Mais, à l’approche du début du spectacle, l’affluence semblait inférieure aux attentes. Selon plusieurs informations relayées sur place, le stade peinait à se remplir et des billets auraient été distribués afin d’augmenter la fréquentation. En première partie, des artistes de la nouvelle génération, notamment Gally Garvey et Inoss’B, étaient chargés de faire monter l’ambiance, sans que cela ne se traduise immédiatement par une forte mobilisation du public.
Plusieurs observateurs avancent des explications. Le concert aurait souffert d’une promotion jugée insuffisante en Belgique : faible visibilité dans les médias locaux, campagne d’affichage limitée et communication davantage orientée vers la RDC que vers la diaspora congolaise, pourtant principale cible de l’événement. Certains chroniqueurs estiment également que des acteurs influents de la promotion musicale congolaise en Europe n’auraient pas été suffisamment associés à l’organisation.

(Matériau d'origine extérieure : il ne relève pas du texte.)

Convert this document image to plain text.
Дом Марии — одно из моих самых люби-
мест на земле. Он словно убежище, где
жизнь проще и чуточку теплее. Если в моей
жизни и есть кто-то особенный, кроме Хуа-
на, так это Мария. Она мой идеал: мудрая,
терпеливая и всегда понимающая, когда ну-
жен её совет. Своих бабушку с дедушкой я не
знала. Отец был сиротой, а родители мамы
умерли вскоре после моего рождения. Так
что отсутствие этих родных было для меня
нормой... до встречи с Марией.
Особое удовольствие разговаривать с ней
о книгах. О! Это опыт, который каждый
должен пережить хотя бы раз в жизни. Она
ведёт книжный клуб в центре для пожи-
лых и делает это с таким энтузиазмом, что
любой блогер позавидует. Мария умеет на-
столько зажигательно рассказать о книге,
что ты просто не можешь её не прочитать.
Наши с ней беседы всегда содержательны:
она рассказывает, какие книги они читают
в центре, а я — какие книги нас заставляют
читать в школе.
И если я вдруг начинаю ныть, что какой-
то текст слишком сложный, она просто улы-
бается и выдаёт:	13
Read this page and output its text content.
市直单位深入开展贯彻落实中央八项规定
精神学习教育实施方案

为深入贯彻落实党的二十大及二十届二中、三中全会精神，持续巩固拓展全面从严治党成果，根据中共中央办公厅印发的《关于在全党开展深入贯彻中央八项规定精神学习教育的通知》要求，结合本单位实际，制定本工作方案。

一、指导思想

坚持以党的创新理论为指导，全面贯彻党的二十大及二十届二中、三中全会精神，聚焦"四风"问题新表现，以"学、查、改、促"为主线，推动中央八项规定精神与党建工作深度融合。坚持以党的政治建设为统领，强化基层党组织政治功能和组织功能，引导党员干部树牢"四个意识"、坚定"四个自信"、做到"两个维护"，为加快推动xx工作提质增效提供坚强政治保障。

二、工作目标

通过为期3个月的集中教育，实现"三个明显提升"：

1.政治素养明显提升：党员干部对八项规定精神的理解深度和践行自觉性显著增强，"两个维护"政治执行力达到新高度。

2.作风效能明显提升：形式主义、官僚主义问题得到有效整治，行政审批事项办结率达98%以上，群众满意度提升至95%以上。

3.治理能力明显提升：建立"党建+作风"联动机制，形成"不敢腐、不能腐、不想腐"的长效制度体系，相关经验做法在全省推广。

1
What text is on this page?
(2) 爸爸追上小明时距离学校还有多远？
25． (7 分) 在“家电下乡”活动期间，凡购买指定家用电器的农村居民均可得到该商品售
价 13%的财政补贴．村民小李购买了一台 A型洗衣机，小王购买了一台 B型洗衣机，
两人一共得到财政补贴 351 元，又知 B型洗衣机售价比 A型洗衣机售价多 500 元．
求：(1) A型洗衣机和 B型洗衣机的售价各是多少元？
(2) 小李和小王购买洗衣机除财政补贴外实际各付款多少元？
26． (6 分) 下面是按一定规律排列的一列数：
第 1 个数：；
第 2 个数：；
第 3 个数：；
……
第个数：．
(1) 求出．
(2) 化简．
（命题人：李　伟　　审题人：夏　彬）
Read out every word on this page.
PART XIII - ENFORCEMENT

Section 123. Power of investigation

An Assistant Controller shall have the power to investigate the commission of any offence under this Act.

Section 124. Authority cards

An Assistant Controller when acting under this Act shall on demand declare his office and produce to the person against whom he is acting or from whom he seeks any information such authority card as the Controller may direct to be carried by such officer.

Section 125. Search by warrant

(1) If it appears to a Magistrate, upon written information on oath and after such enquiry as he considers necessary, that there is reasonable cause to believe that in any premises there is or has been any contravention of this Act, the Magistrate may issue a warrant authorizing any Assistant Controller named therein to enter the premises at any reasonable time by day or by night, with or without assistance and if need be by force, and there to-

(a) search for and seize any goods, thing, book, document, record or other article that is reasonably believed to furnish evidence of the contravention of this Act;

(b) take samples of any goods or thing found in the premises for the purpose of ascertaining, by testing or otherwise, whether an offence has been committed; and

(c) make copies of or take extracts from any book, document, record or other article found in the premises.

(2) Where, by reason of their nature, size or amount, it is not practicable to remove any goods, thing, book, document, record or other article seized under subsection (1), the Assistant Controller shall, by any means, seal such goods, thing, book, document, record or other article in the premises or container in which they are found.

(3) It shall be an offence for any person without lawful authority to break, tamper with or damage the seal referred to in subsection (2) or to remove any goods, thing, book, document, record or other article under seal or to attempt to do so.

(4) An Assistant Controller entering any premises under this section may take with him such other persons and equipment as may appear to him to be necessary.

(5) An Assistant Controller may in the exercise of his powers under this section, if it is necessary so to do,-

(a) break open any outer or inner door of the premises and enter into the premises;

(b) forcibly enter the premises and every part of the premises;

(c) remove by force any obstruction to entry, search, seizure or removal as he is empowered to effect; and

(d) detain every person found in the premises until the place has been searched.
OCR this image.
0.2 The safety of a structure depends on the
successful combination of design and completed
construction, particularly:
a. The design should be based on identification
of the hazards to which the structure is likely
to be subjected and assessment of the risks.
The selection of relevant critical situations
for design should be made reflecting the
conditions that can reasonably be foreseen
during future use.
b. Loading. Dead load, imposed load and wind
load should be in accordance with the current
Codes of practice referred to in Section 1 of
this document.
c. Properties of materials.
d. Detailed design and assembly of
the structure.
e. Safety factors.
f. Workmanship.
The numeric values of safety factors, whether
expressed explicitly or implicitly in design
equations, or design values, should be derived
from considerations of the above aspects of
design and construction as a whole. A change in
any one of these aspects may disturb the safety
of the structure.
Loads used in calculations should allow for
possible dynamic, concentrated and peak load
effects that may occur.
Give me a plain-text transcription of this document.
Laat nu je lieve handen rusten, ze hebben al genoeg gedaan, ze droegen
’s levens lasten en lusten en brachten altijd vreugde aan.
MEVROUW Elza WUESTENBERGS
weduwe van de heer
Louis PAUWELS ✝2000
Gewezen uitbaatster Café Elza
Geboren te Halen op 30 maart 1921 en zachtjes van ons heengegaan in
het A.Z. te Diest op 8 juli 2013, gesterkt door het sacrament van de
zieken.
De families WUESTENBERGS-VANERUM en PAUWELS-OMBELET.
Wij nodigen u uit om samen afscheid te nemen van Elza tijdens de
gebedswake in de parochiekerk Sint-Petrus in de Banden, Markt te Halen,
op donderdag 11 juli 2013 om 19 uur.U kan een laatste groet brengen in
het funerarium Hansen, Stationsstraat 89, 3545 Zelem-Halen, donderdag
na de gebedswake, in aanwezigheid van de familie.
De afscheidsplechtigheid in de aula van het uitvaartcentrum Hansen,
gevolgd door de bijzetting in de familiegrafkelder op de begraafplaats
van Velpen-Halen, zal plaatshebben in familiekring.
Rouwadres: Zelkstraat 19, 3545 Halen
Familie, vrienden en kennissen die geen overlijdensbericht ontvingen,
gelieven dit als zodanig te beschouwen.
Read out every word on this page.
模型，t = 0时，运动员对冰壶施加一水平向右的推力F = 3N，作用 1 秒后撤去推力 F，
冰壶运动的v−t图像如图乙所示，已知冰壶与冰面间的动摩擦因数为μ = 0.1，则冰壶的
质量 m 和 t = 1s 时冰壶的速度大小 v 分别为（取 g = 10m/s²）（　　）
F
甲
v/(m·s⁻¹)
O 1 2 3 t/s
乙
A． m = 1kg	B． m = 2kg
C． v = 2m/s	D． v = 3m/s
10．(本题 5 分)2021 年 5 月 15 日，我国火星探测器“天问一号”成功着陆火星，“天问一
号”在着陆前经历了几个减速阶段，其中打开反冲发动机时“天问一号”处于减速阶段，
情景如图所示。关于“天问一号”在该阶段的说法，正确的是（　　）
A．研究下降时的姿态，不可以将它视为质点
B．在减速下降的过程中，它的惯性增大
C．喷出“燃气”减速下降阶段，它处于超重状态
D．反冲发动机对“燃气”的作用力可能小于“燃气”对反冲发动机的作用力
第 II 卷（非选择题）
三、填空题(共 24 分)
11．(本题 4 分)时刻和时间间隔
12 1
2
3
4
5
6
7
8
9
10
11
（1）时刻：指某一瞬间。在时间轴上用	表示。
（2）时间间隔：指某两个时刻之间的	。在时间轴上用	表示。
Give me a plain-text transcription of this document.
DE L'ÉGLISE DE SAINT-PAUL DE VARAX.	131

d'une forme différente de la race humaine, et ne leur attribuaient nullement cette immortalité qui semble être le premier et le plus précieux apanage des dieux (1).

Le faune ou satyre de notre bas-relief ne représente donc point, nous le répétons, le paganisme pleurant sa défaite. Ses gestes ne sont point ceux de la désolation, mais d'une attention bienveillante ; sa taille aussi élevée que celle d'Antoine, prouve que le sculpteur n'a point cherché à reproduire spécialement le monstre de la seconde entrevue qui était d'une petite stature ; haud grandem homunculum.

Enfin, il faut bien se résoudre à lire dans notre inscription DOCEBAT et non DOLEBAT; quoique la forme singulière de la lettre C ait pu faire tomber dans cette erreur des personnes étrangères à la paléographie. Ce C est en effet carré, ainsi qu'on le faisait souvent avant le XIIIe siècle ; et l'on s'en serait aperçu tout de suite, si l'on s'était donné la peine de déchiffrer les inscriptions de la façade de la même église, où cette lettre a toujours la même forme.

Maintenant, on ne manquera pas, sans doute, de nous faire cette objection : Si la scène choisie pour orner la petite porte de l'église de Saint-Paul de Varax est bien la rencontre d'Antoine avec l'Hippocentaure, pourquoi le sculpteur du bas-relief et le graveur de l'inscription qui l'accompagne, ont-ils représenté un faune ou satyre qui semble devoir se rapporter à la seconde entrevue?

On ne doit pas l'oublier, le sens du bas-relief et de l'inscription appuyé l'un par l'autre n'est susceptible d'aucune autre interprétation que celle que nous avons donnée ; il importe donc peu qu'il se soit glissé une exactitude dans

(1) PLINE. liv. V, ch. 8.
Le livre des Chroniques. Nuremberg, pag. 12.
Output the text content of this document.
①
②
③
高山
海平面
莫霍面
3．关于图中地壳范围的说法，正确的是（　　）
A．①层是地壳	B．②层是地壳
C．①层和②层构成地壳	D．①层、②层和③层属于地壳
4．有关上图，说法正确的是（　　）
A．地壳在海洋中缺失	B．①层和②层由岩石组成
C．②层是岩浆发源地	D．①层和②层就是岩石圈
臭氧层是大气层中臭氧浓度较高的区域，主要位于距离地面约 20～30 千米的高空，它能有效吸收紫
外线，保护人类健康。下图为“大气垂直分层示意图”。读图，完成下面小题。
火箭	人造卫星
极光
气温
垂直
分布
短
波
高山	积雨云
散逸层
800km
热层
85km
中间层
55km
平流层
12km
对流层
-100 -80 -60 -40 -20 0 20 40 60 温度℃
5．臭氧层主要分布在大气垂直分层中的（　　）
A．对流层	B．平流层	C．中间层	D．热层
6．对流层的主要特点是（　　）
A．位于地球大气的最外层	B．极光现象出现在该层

Au-delà des aspects marketing, cette situation relance le débat sur l’évolution du paysage musical congolais. Koffi Olomide demeure une légende incontestable, auteur d’un répertoire qui a marqué plusieurs générations. Toutefois, les goûts du public évoluent, une nouvelle génération d’artistes occupe désormais le devant de la scène et les défis liés au remplissage des très grandes enceintes concernent aujourd’hui la plupart des artistes, même les plus prestigieux.
Il convient néanmoins de rester prudent avant de tirer des conclusions définitives. Une affluence en deçà des attentes pour un concert ne suffit pas, à elle seule, à affirmer qu’un artiste est en déclin ou qu’il a perdu son statut. Le succès d’un événement dépend de nombreux facteurs : stratégie de communication, calendrier, prix des billets, concurrence d’autres manifestations ou encore contexte économique.

Une certitude demeure : Koffi Olomide reste l’un des monuments de la musique congolaise et africaine. Comme toutes les grandes figures artistiques, il est confronté au défi de se réinventer pour continuer à séduire un public dont les attentes évoluent avec le temps. Ce concert pourrait ainsi ouvrir une réflexion sur la manière dont les légendes de la rumba adaptent leurs ambitions scéniques aux réalités actuelles de l’industrie musicale.